Agreed, for the most part (ignoring the "inversion" aspect). If you are using a CRC to detect memory errors, you have to consider the memory as a bit array, with bit order within bytes determined by the order in which bytes are shifted into the CRC calculation (low order bit first is more common). If there are any errors in the memory, then the distance between the first and last error bits determines the size of the "burst error", and a 16-bit CRC is only guaranteed to detect an error where a single bit is flipped, or where all errors occur within 16 bits of each other (either two adjacent bytes, or straddling two byte boundaries). For anything further apart it only has a high probability of detecting the error. There are some tricks you can pull. For example, all memory being zeroed is a common error situation. If you preset your CRC to zero, append the CRC to the data and expect a zero remainder, then a zeroed memory block will pass a CRC check. This can be avoided by storing the result of the CRC calculation separately and comparing it with the result of the previous calculation. Note that this trick doesn't work for variable length data: a CRC preset to zero with any number of zero bytes will result in a zero CRC remainder. In this case, the best technique (e.g. used by HDLC in data transmission) is to preset the CRC to 0xFFFF, append the complemented CRC to the data, and include it in the calculation at the receiving end, where a constant value is expected (0xF0B8 for HDLC, which uses the CRC-CCITT 16-bit polynomial). -- David Empson dempson@actrix.gen.nz
dempson@actrix.gen.nz (David Empson) wrote:

>No it isn't. A "burst error" is one in which the first and last bits are >flipped, and the ones in the middle are randomly correct or wrong. A >burst error of length N may contain any number of single bit errors from >2 to N.
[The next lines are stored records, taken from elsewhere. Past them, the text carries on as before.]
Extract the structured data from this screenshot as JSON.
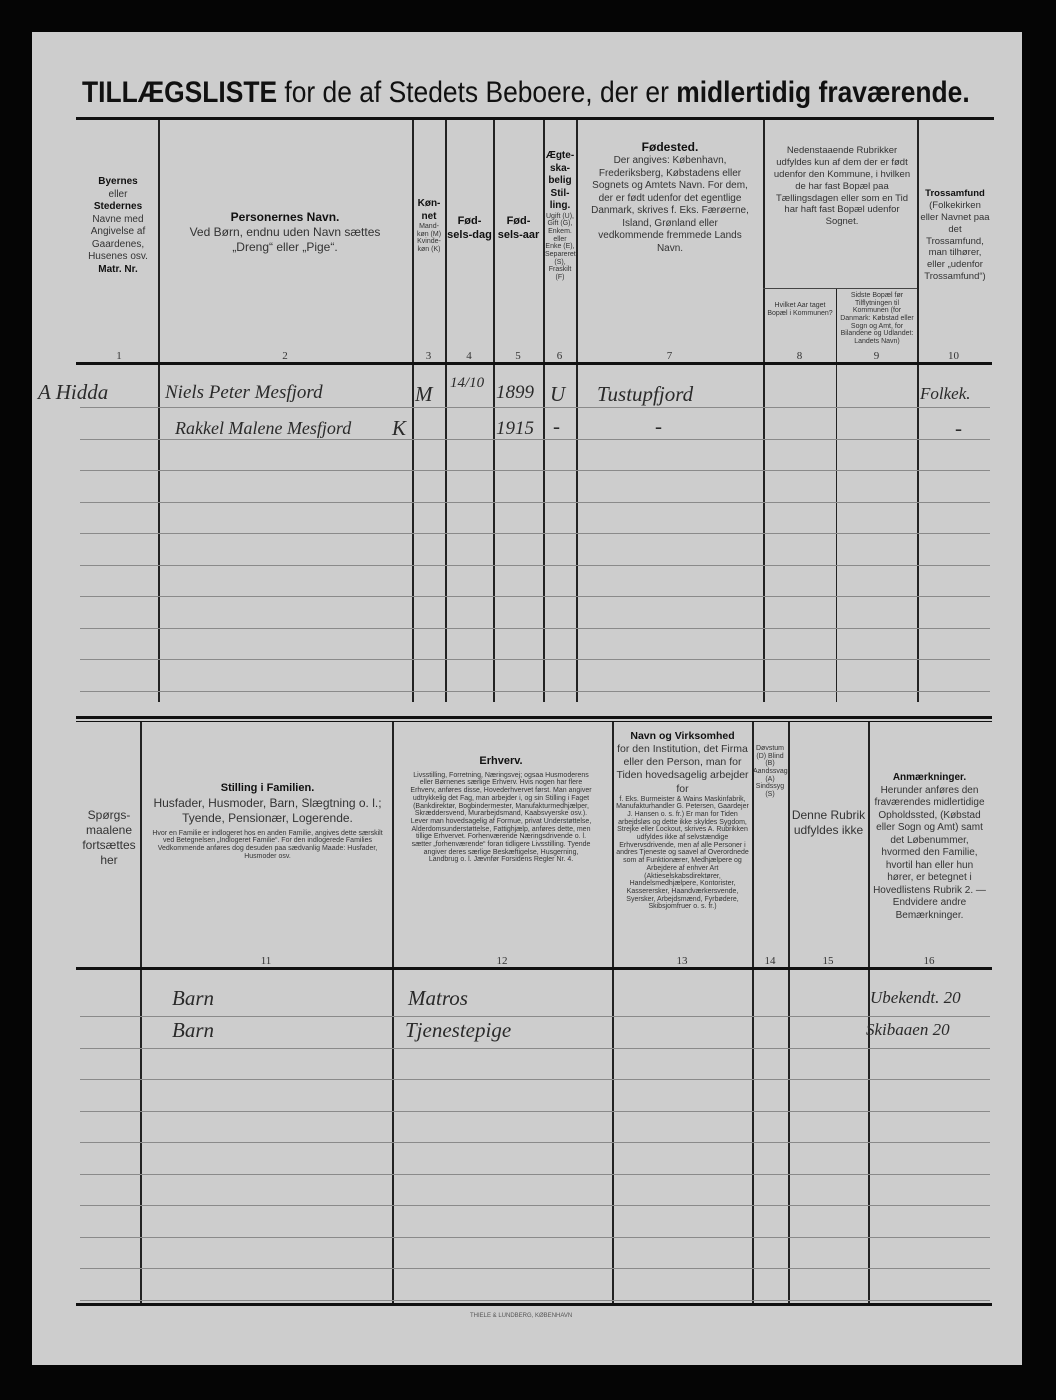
{
  "title": {
    "part1": "TILLÆGSLISTE",
    "part2": " for de af Stedets Beboere, der er ",
    "part3": "midlertidig fraværende."
  },
  "top_headers": [
    {
      "num": "1",
      "bold": "Byernes",
      "text": "eller",
      "bold2": "Stedernes",
      "text2": "Navne med Angivelse af Gaardenes, Husenes osv.",
      "bold3": "Matr. Nr."
    },
    {
      "num": "2",
      "bold": "Personernes Navn.",
      "text": "Ved Børn, endnu uden Navn sættes „Dreng“ eller „Pige“."
    },
    {
      "num": "3",
      "bold": "Køn-net",
      "text": "Mand-køn (M) Kvinde-køn (K)"
    },
    {
      "num": "4",
      "bold": "Fød-sels-dag"
    },
    {
      "num": "5",
      "bold": "Fød-sels-aar"
    },
    {
      "num": "6",
      "bold": "Ægte-ska-belig Stil-ling.",
      "text": "Ugift (U), Gift (G), Enkem. eller Enke (E), Separeret (S), Fraskilt (F)"
    },
    {
      "num": "7",
      "bold": "Fødested.",
      "text": "Der angives: København, Frederiksberg, Købstadens eller Sognets og Amtets Navn. For dem, der er født udenfor det egentlige Danmark, skrives f. Eks. Færøerne, Island, Grønland eller vedkommende fremmede Lands Navn."
    },
    {
      "num": "8",
      "text": "Hvilket Aar taget Bopæl i Kommunen?"
    },
    {
      "num": "9",
      "text": "Sidste Bopæl før Tilflytningen til Kommunen (for Danmark: Købstad eller Sogn og Amt, for Bilandene og Udlandet: Landets Navn)"
    },
    {
      "num": "10",
      "bold": "Trossamfund",
      "text": "(Folkekirken eller Navnet paa det Trossamfund, man tilhører, eller „udenfor Trossamfund“)"
    }
  ],
  "col8_9_header": "Nedenstaaende Rubrikker udfyldes kun af dem der er født udenfor den Kommune, i hvilken de har fast Bopæl paa Tællingsdagen eller som en Tid har haft fast Bopæl udenfor Sognet.",
  "top_rows": [
    {
      "place": "A Hidda",
      "name": "Niels Peter Mesfjord",
      "sex": "M",
      "birthday": "14/10",
      "year": "1899",
      "marital": "U",
      "birthplace": "Tustupfjord",
      "religion": "Folkek."
    },
    {
      "place": "",
      "name": "Rakkel Malene Mesfjord",
      "sex": "K",
      "birthday": "",
      "year": "1915",
      "marital": "-",
      "birthplace": "-",
      "religion": "-"
    }
  ],
  "bottom_headers": [
    {
      "num": "",
      "text": "Spørgs-maalene fortsættes her"
    },
    {
      "num": "11",
      "bold": "Stilling i Familien.",
      "text": "Husfader, Husmoder, Barn, Slægtning o. l.; Tyende, Pensionær, Logerende.",
      "small": "Hvor en Familie er indlogeret hos en anden Familie, angives dette særskilt ved Betegnelsen „Indlogeret Familie“. For den indlogerede Families Vedkommende anføres dog desuden paa sædvanlig Maade: Husfader, Husmoder osv."
    },
    {
      "num": "12",
      "bold": "Erhverv.",
      "small": "Livsstilling, Forretning, Næringsvej; ogsaa Husmoderens eller Børnenes særlige Erhverv. Hvis nogen har flere Erhverv, anføres disse, Hovederhvervet først. Man angiver udtrykkelig det Fag, man arbejder i, og sin Stilling i Faget (Bankdirektør, Bogbindermester, Manufakturmedhjælper, Skræddersvend, Murarbejdsmand, Kaabsvyerske osv.). Lever man hovedsagelig af Formue, privat Understøttelse, Alderdomsunderstøttelse, Fattighjælp, anføres dette, men tillige Erhvervet. Forhenværende Næringsdrivende o. l. sætter „forhenværende“ foran tidligere Livsstilling. Tyende angiver deres særlige Beskæftigelse, Husgerning, Landbrug o. l. Jævnfør Forsidens Regler Nr. 4."
    },
    {
      "num": "13",
      "bold": "Navn og Virksomhed",
      "text": "for den Institution, det Firma eller den Person, man for Tiden hovedsagelig arbejder for",
      "small": "f. Eks. Burmeister & Wains Maskinfabrik, Manufakturhandler G. Petersen, Gaardejer J. Hansen o. s. fr.) Er man for Tiden arbejdsløs og dette ikke skyldes Sygdom, Strejke eller Lockout, skrives A. Rubrikken udfyldes ikke af selvstændige Erhvervsdrivende, men af alle Personer i andres Tjeneste og saavel af Overordnede som af Funktionærer, Medhjælpere og Arbejdere af enhver Art (Aktieselskabsdirektører, Handelsmedhjælpere, Kontorister, Kasserersker, Haandværkersvende, Syersker, Arbejdsmænd, Fyrbødere, Skibsjomfruer o. s. fr.)"
    },
    {
      "num": "14",
      "text": "Døvstum (D) Blind (B) Aandssvag (A) Sindssyg (S)"
    },
    {
      "num": "15",
      "text": "Denne Rubrik udfyldes ikke"
    },
    {
      "num": "16",
      "bold": "Anmærkninger.",
      "text": "Herunder anføres den fraværendes midlertidige Opholdssted, (Købstad eller Sogn og Amt) samt det Løbenummer, hvormed den Familie, hvortil han eller hun hører, er betegnet i Hovedlistens Rubrik 2. — Endvidere andre Bemærkninger."
    }
  ],
  "bottom_rows": [
    {
      "family": "Barn",
      "occupation": "Matros",
      "remarks": "Ubekendt. 20"
    },
    {
      "family": "Barn",
      "occupation": "Tjenestepige",
      "remarks": "Skibaaen 20"
    }
  ],
  "printer": "THIELE & LUNDBERG, KØBENHAVN"
}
>Yes it is. A proper 16-bit CRC will detect errors in a transmission as >follows (from earlier editions of Tanenbaum):
>- All single bit errors. >- All burst errors of length 16 or less. >- 99.997% of 17-bit burst errors. >- 99.998% of 18-bit or longer burst errors.
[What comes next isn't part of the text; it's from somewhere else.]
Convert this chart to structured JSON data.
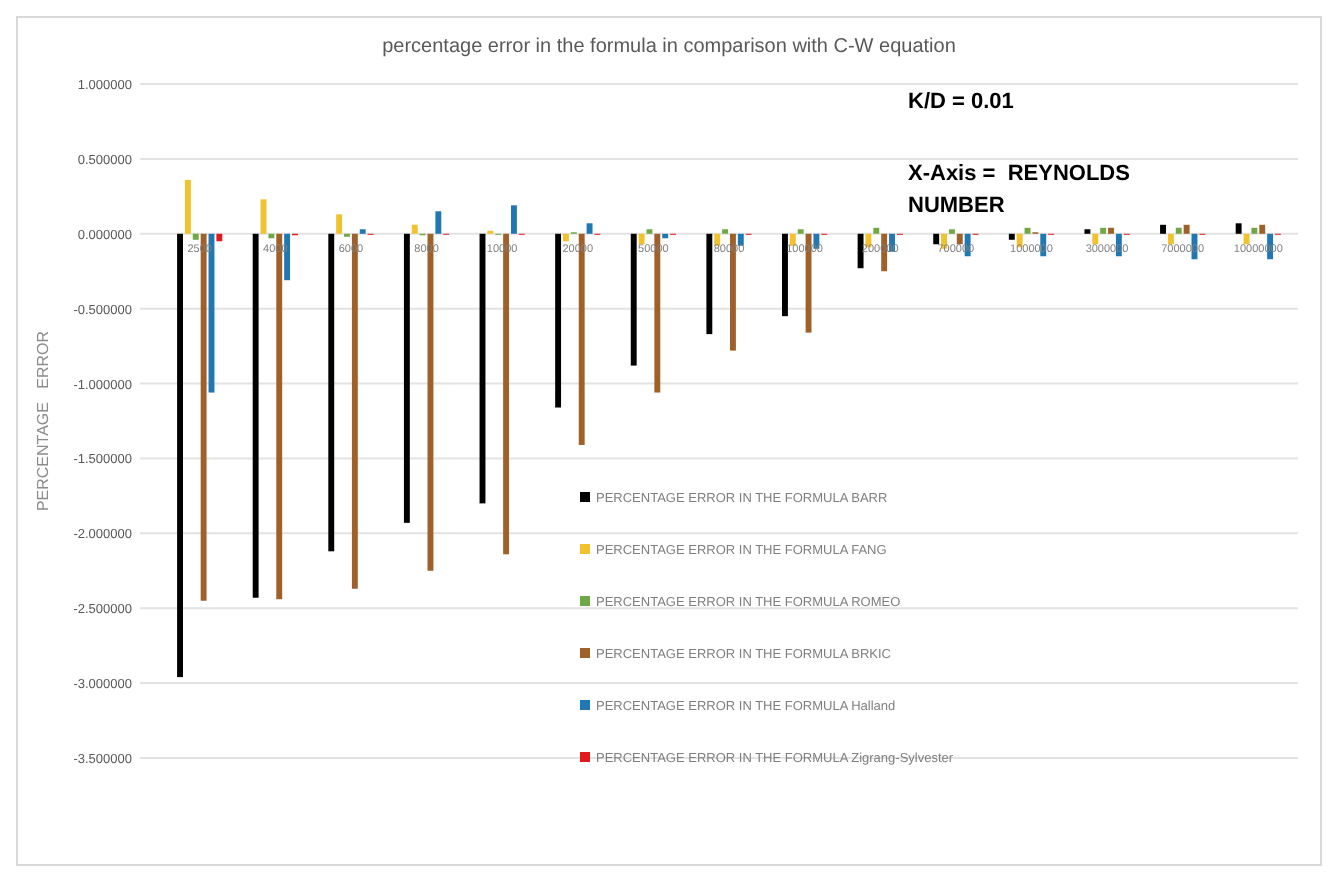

So unless the errors in the OPs 16kb memory array are restricted to 17 consecutive bits (in the order you choose to arrange them) a 16 bit CRC has a 1 in 2^16 (0.002%) chance of not detecting them, just the same as a 16 bit checksum generated in a variety of simpler ways. This is why I suggested a simpler 32 bit checksum which would be more effective and faster to calculate. The extra 16 bits is a trivial overhead on 16kB of data. --
>In the case of memories, I'd expect burst errors that invert groups of >bits to be rare. Instead, I would expect blocks of memory to be zeroed, >overwritten with the wrong data/garbage, or randomized by power loss. >CRC codes aren't especially suited for any of these cases.
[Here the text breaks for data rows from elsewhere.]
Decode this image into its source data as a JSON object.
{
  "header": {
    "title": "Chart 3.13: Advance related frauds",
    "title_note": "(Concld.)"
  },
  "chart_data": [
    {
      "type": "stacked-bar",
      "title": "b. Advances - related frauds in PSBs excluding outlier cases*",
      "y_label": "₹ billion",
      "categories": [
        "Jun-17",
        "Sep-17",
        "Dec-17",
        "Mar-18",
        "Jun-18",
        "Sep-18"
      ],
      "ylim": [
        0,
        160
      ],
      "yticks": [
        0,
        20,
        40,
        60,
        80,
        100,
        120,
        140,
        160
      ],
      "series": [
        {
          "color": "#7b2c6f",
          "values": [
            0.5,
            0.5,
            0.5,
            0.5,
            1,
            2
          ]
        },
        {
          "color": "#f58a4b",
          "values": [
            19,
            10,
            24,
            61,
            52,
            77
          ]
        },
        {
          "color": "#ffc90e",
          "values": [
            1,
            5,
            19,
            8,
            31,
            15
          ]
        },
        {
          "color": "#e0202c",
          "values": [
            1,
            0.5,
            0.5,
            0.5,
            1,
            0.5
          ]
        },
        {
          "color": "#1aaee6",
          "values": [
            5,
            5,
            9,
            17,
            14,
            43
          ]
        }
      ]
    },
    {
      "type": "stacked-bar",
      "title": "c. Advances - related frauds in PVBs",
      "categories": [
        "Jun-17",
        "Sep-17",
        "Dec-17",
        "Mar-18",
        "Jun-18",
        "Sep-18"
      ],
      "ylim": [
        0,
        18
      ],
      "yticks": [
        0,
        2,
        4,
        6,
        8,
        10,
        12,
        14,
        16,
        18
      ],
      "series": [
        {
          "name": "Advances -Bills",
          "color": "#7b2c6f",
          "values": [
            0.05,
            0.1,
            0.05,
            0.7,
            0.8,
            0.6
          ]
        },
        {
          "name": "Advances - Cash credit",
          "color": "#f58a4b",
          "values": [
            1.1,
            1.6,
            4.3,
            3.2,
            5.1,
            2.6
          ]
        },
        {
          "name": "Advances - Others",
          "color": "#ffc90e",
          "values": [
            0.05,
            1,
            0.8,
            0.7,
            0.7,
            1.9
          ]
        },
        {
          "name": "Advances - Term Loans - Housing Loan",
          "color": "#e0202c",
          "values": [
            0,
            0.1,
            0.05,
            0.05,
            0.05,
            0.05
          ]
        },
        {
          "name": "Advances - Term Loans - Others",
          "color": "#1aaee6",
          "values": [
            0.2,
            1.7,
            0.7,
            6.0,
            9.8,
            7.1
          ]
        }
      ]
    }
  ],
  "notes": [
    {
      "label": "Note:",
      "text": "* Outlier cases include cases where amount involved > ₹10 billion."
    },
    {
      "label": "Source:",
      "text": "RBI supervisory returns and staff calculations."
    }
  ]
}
Then what would you recommend? As David Empson mentions in this thread, the CRC-16 will catch 99.998% of situations where there are scattered errors (i.e. long bursts), worst case. I would consider that to be "good enough" for me. Consider duplicate storage of data, say in 2 places. Upon power-up the two areas could be compared for equality. If they are not exactly the same, there is an error somewhere. So if there were errors, the only way the errors could not be detected is if they appeared identically in BOTH memory areas. I wonder what the probability of that would be? Any thoughts on that?